As an addendum to taking a positive, proactive approach to your business strategy, we share thoughts from performance management consultant Robert Glazer’s Friday Forward blog.
Glazer says that to put your agency in a position to achieve success, you must take advantage of opportunities. You do this through business planning and strategy. Following are Glazer’s five universal principles for building an agency positioned to win:
- Build the Right Team. Shared values, vision and trust, and positive energy lift a good team to greatness.

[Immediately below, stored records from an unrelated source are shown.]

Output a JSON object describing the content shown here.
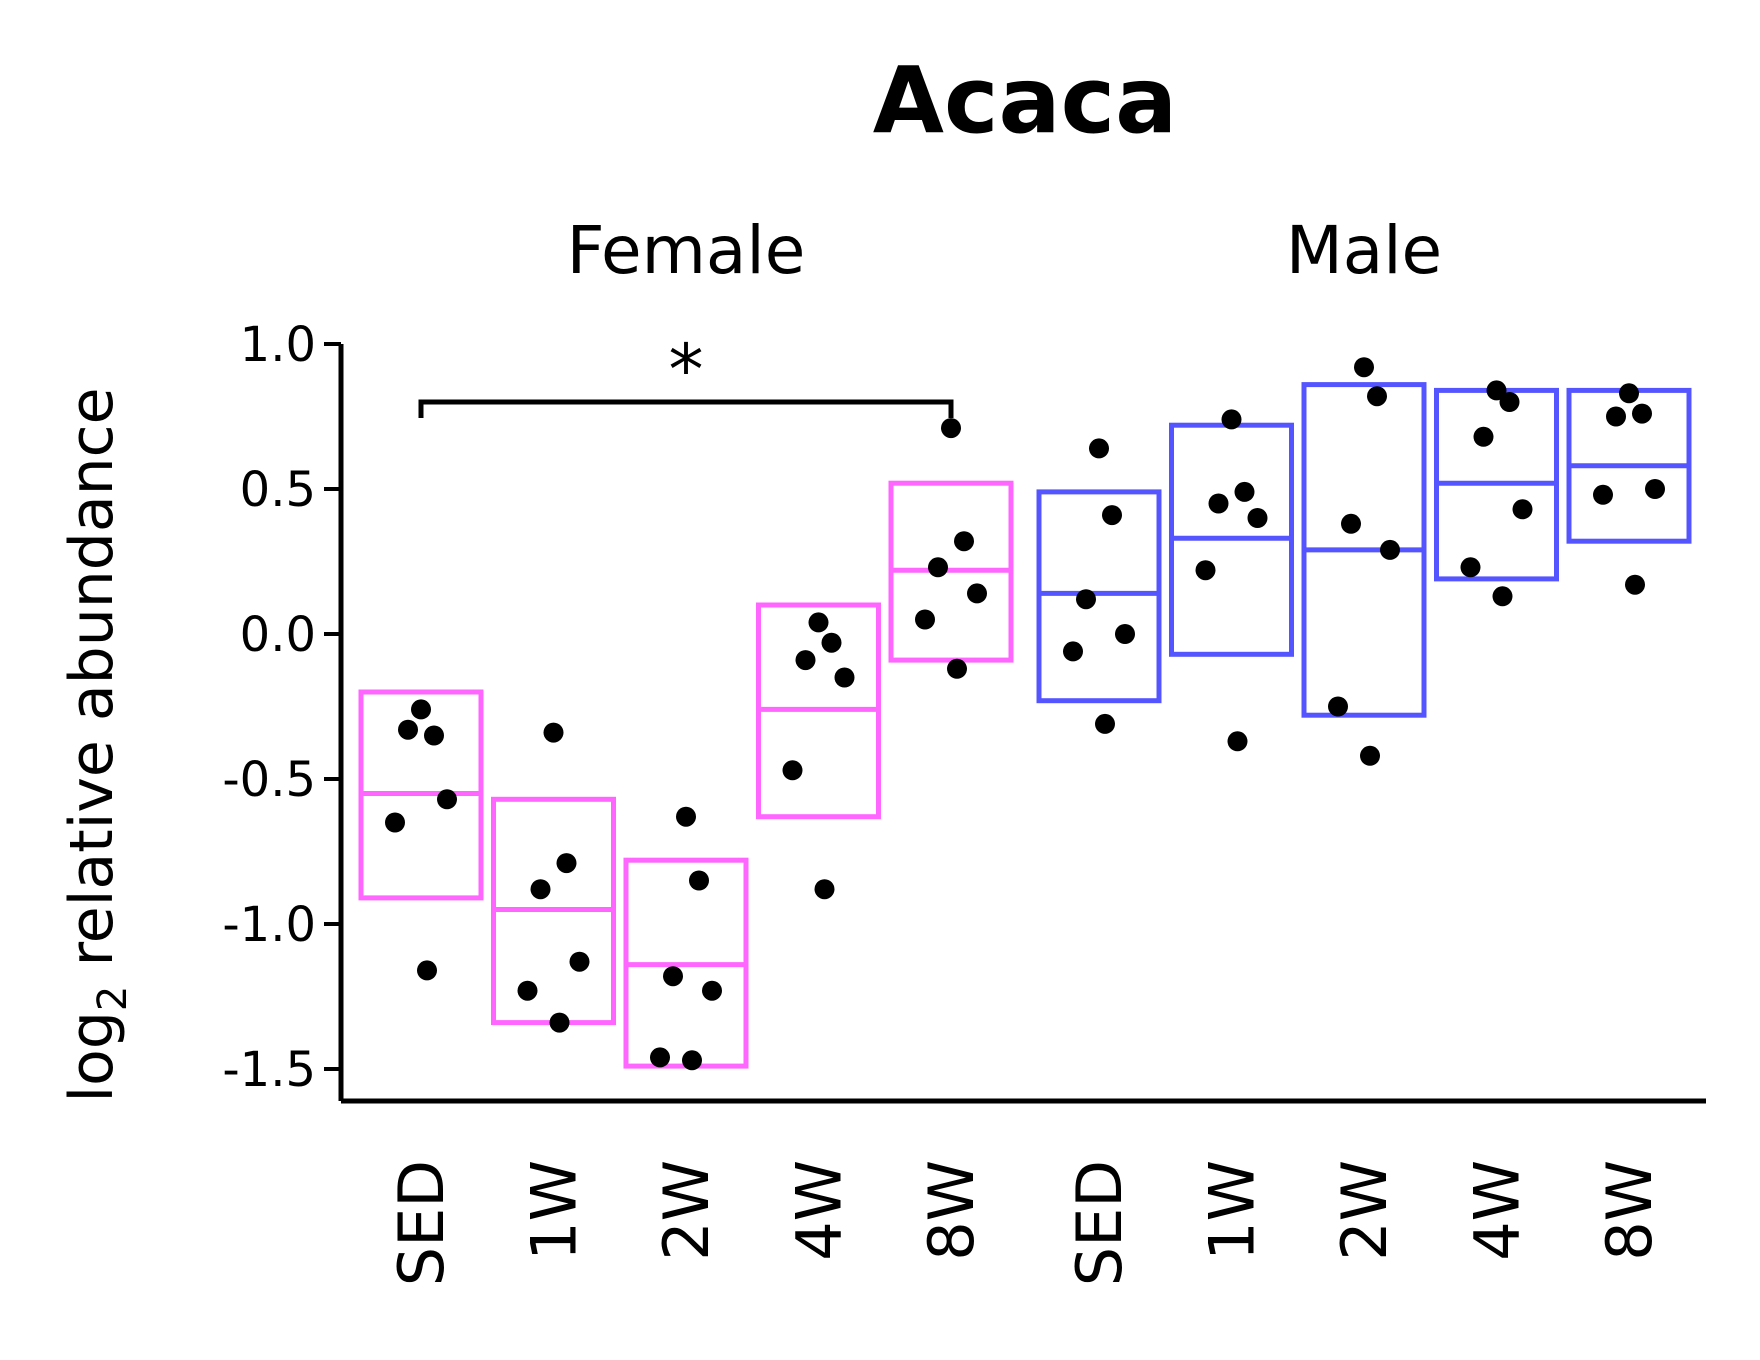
{
  "chart_data": {
    "type": "box-dot",
    "title": "Acaca",
    "ylabel_main": "log",
    "ylabel_sub": "2",
    "ylabel_rest": " relative abundance",
    "ylim": [
      -1.6,
      1.0
    ],
    "yticks": [
      {
        "value": 1.0,
        "label": "1.0"
      },
      {
        "value": 0.5,
        "label": "0.5"
      },
      {
        "value": 0.0,
        "label": "0.0"
      },
      {
        "value": -0.5,
        "label": "-0.5"
      },
      {
        "value": -1.0,
        "label": "-1.0"
      },
      {
        "value": -1.5,
        "label": "-1.5"
      }
    ],
    "significance": {
      "label": "*",
      "facet": 0,
      "from": 0,
      "to": 4,
      "y": 0.8
    },
    "facets": [
      {
        "name": "Female",
        "color": "#ff66ff",
        "groups": [
          {
            "label": "SED",
            "q1": -0.91,
            "median": -0.55,
            "q3": -0.2,
            "points": [
              -0.26,
              -0.35,
              -0.33,
              -0.57,
              -0.65,
              -1.16
            ]
          },
          {
            "label": "1W",
            "q1": -1.34,
            "median": -0.95,
            "q3": -0.57,
            "points": [
              -0.34,
              -0.79,
              -0.88,
              -1.13,
              -1.23,
              -1.34
            ]
          },
          {
            "label": "2W",
            "q1": -1.49,
            "median": -1.14,
            "q3": -0.78,
            "points": [
              -0.63,
              -0.85,
              -1.18,
              -1.23,
              -1.46,
              -1.47
            ]
          },
          {
            "label": "4W",
            "q1": -0.63,
            "median": -0.26,
            "q3": 0.1,
            "points": [
              0.04,
              -0.03,
              -0.09,
              -0.15,
              -0.47,
              -0.88
            ]
          },
          {
            "label": "8W",
            "q1": -0.09,
            "median": 0.22,
            "q3": 0.52,
            "points": [
              0.71,
              0.32,
              0.23,
              0.14,
              0.05,
              -0.12
            ]
          }
        ]
      },
      {
        "name": "Male",
        "color": "#5555ff",
        "groups": [
          {
            "label": "SED",
            "q1": -0.23,
            "median": 0.14,
            "q3": 0.49,
            "points": [
              0.64,
              0.41,
              0.12,
              0.0,
              -0.06,
              -0.31
            ]
          },
          {
            "label": "1W",
            "q1": -0.07,
            "median": 0.33,
            "q3": 0.72,
            "points": [
              0.74,
              0.49,
              0.45,
              0.4,
              0.22,
              -0.37
            ]
          },
          {
            "label": "2W",
            "q1": -0.28,
            "median": 0.29,
            "q3": 0.86,
            "points": [
              0.92,
              0.82,
              0.38,
              0.29,
              -0.25,
              -0.42
            ]
          },
          {
            "label": "4W",
            "q1": 0.19,
            "median": 0.52,
            "q3": 0.84,
            "points": [
              0.84,
              0.8,
              0.68,
              0.43,
              0.23,
              0.13
            ]
          },
          {
            "label": "8W",
            "q1": 0.32,
            "median": 0.58,
            "q3": 0.84,
            "points": [
              0.83,
              0.76,
              0.75,
              0.5,
              0.48,
              0.17
            ]
          }
        ]
      }
    ]
  }
}
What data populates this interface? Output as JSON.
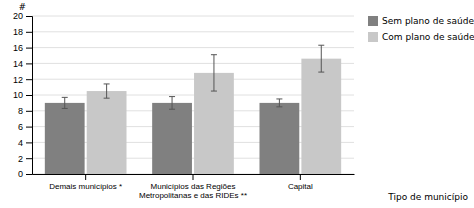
{
  "chart_data": {
    "type": "bar",
    "categories": [
      "Demais municípios *",
      "Municípios das Regiões\nMetropolitanas e das RIDEs **",
      "Capital"
    ],
    "series": [
      {
        "name": "Sem plano de saúde",
        "color": "#808080",
        "values": [
          9.0,
          9.0,
          9.0
        ],
        "errors": [
          0.7,
          0.8,
          0.5
        ]
      },
      {
        "name": "Com plano de saúde",
        "color": "#c8c8c8",
        "values": [
          10.5,
          12.8,
          14.6
        ],
        "errors": [
          0.9,
          2.3,
          1.7
        ]
      }
    ],
    "ylabel": "#",
    "xlabel": "Tipo de município",
    "ylim": [
      0,
      20
    ],
    "yticks": [
      0,
      2,
      4,
      6,
      8,
      10,
      12,
      14,
      16,
      18,
      20
    ],
    "grid": true,
    "legend": "right"
  }
}
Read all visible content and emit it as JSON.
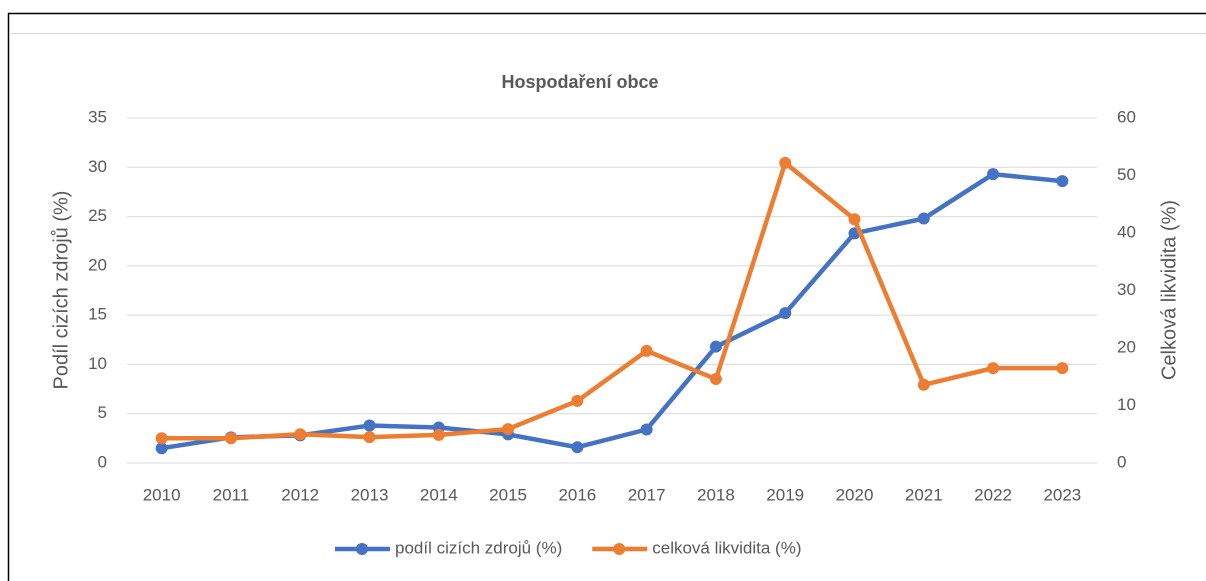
{
  "chart_data": {
    "type": "line",
    "title": "Hospodaření obce",
    "categories": [
      "2010",
      "2011",
      "2012",
      "2013",
      "2014",
      "2015",
      "2016",
      "2017",
      "2018",
      "2019",
      "2020",
      "2021",
      "2022",
      "2023"
    ],
    "series": [
      {
        "name": "podíl cizích zdrojů (%)",
        "color": "#4472c4",
        "axis": "y",
        "values": [
          1.5,
          2.6,
          2.8,
          3.8,
          3.6,
          2.9,
          1.6,
          3.4,
          11.8,
          15.2,
          23.3,
          24.8,
          29.3,
          28.6
        ]
      },
      {
        "name": "celková likvidita (%)",
        "color": "#ed7d31",
        "axis": "y2",
        "values": [
          4.3,
          4.3,
          5.0,
          4.5,
          4.9,
          5.9,
          10.8,
          19.5,
          14.6,
          52.2,
          42.4,
          13.6,
          16.5,
          16.5
        ]
      }
    ],
    "ylabel": "Podíl cizích zdrojů (%)",
    "y2label": "Celková likvidita (%)",
    "ylim": [
      0,
      35
    ],
    "yticks": [
      0,
      5,
      10,
      15,
      20,
      25,
      30,
      35
    ],
    "y2lim": [
      0,
      60
    ],
    "y2ticks": [
      0,
      10,
      20,
      30,
      40,
      50,
      60
    ],
    "grid": true,
    "legend": "bottom"
  }
}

- Practice More. Develop presentation skills as a core strength.
- Maintain Flexibility and Discipline. Make a plan and work the plan. Break from the plan only when an opportunity is so good, it can’t be passed up. (Your agency’s ability to pivot depends on stability and skill sets—build both.)
- Stay Healthy. Strive to adopt good work/life balance, good nutrition, regular exercise, and good rest habits. Take vacation. Build think time into your workweek. Feeling 100% helps you perform at 100%. That applies not just to the leaders, but every member of the team.
- Focus. What is most important? Set goals and steer everything toward achieving those goals. Focused energy tends to improve success. Avoid distractions or divided focus. Build on core strengths of your people. Also, focus your skills, experience and knowledge; core competencies help you carve out a distinct niche. Be known for doing specific things really well.
In business, you need a positive outlook—supported by confidence, conviction and good leadership skills—and a sound plan to help you push forward through or around challenges. Add to these a sharp eye for opportunity, and your future will be less fraught during uncertain times. Prepare now so you are ready for whatever may be coming. Onward!